Fields has lobbied for a protocol that would set out specific questions to be answered whenever financial abuse is suspected, including when someone is asked to sign financial papers while on a morphine drip.
Many states have laws mandating that suspected abuse be reported to law enforcement or to agencies that look out for the care of the elderly. Fields maintains the regulations are not adhered to or are not enforced. He has appealed to Congress to enact federal standards.
Although there are a plethora of laws and agencies designed to protect the elderly from financial abuse, many believe more controls are needed. According to recent reports, seniors lost $2.9 billion to financial exploitation in 2010 and the problem is growing. From 2008 to 2010 there was a 12 percent increase in the amount of money scammed from seniors, according to Skip Humphrey of the Office for Older Americans in the federal Consumer Financial Protection Bureau.
Financial advisor Dan Moisand, who writes a column for Financial Advisor magazine, recently did some columns on financial abuse of the elderly. His readers, mostly financial advisors, reported back on numerous situations where vulnerable seniors were conned out of their money and the financial advisors felt helpless to stop it.
“There are agencies in place to prevent abuse, but we need a check list mandated by the states to make sure abuse gets detected and that there is someone responsible to determine when there is suspicious behavior,” Fields says. Hospital certification agencies should be involved and doctors and nurses should be trained to spot problems, he says.
The questions are, among other things, who should be responsible, who should pay for the enforcement, and who should develop the checklist. Fields is asking financial advisors to weigh in on these issues and assist him in his lobbying efforts to enact the needed legislation. He asks advisors, since they are among the closest to the financial issues for their elderly clients, to contact him about how these issues can be resolved. He can be reached at firstname.lastname@example.org, 440-255-7693, Georgetown Drive, Mentor, Oh. 44060.

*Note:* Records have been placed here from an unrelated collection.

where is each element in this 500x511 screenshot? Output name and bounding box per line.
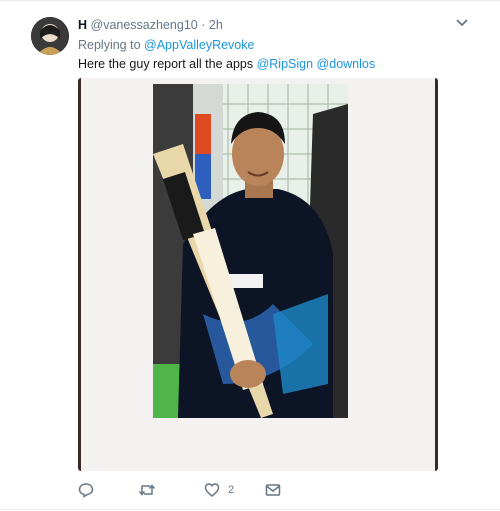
retweet-icon: [138, 484, 156, 496]
tweet-card[interactable]: H @vanessazheng10 · 2h Replying to @AppV…: [0, 0, 500, 511]
separator-dot: ·: [201, 18, 206, 32]
user-handle[interactable]: @vanessazheng10: [91, 18, 198, 32]
tweet-header: H @vanessazheng10 · 2h: [78, 18, 223, 32]
divider: [0, 509, 500, 510]
replying-prefix: Replying to: [78, 38, 141, 52]
reply-button[interactable]: [78, 481, 94, 499]
retweet-button[interactable]: [138, 481, 156, 499]
avatar[interactable]: [31, 17, 69, 55]
chevron-down-icon[interactable]: [455, 17, 469, 29]
replying-to-line: Replying to @AppValleyRevoke: [78, 38, 254, 52]
timestamp[interactable]: 2h: [209, 18, 223, 32]
tweet-text-main: Here the guy report all the apps: [78, 57, 254, 71]
display-name[interactable]: H: [78, 18, 87, 32]
mention-link-1[interactable]: @RipSign: [257, 57, 313, 71]
like-count: 2: [228, 484, 235, 496]
avatar-image: [31, 17, 69, 55]
envelope-icon: [265, 484, 281, 496]
like-button[interactable]: 2: [204, 481, 234, 499]
heart-icon: [204, 483, 220, 497]
tweet-photo[interactable]: [153, 84, 348, 418]
replying-to-link[interactable]: @AppValleyRevoke: [144, 38, 254, 52]
direct-message-button[interactable]: [265, 481, 281, 499]
tweet-text: Here the guy report all the apps @RipSig…: [78, 57, 375, 71]
mention-link-2[interactable]: @downlos: [317, 57, 376, 71]
reply-icon: [78, 483, 94, 498]
photo-image: [153, 84, 348, 418]
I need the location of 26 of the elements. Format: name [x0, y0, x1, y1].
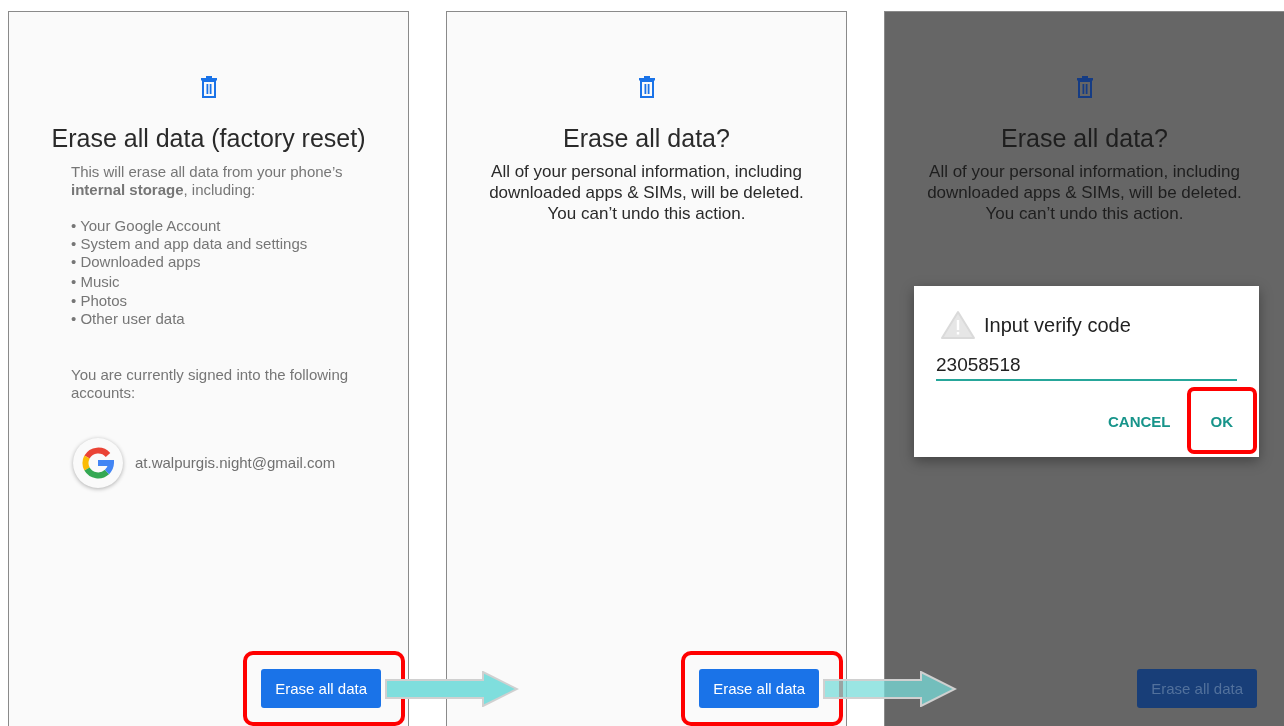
trash-icon [1074, 76, 1095, 98]
code-input[interactable]: 23058518 [936, 352, 1237, 381]
warning-message: All of your personal information, including downloaded apps & SIMs, will be deleted. You can’t undo this action. [488, 161, 805, 224]
arrow-icon [385, 671, 519, 707]
trash-icon [198, 76, 219, 98]
dialog-button[interactable]: CANCEL [1096, 409, 1183, 434]
list-item: • Photos [71, 292, 129, 310]
list-item: • Other user data [71, 310, 186, 328]
list-item: • Downloaded apps [71, 253, 202, 271]
list-item: • System and app data and settings [71, 235, 309, 253]
screen-title: Erase all data? [1001, 124, 1168, 153]
erase-button[interactable]: Erase all data [699, 669, 819, 708]
list-item: • Music [71, 272, 121, 292]
trash-icon [636, 76, 657, 98]
erase-button[interactable]: Erase all data [261, 669, 381, 708]
screen-title: Erase all data (factory reset) [51, 124, 366, 153]
warning-icon [940, 310, 976, 340]
accounts-note: You are currently signed into the following accounts: [71, 366, 350, 402]
account-email: at.walpurgis.night@gmail.com [135, 454, 336, 472]
screen-title: Erase all data? [563, 124, 730, 153]
intro-text: This will erase all data from your phone’s internal storage, including: [71, 163, 344, 199]
warning-message: All of your personal information, including downloaded apps & SIMs, will be deleted. You can’t undo this action. [926, 161, 1243, 224]
list-item: • Your Google Account [71, 217, 222, 235]
arrow-icon [823, 671, 957, 707]
g-logo-icon [82, 447, 114, 479]
dialog-title: Input verify code [984, 313, 1131, 337]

“I am just concerned with the protection of the elderly,” says Fields. He has lobbied state legislators and appeared before Ohio legislative hearings, repeatedly contacted members of Congress, and appealed to the Consumer Financial Protection Bureau, for which the aging issue is only one of many the bureau is tackling.
“Financial professionals are squarely at the forefront of the effort because fraudsters aren’t after our clients’ knickknacks,” Moisand says. “They want the money. Fields may be on to something in trying to develop a standard protocol to weed out suspected abuse.”
Fields has proposed a set of questions that he thinks should be answered whenever an elderly person in a hospital or nursing home is asked to make financial decisions. The list includes such things as whether the person is on a psychoactive drug, whether his mental capacity has been challenged in court, whether there has been any complaint of abuse and whether he or she has been diagnosed as suffering from memory loss or impaired judgment, among other questions.
Fields also wants protocol developed to document the circumstances under which any financial changes are made.
“Financial advisors might create their own task force to come up with recommendations for legal reforms that are needed to prevent the financial exploitation of individuals with severe cognitive impairment at the time they execute wills, trusts, powers of attorney, deeds, mortgages and other important legal or financial documents,” Fields concludes. This could also “discourage the ruinous litigation which often results under such circumstances.”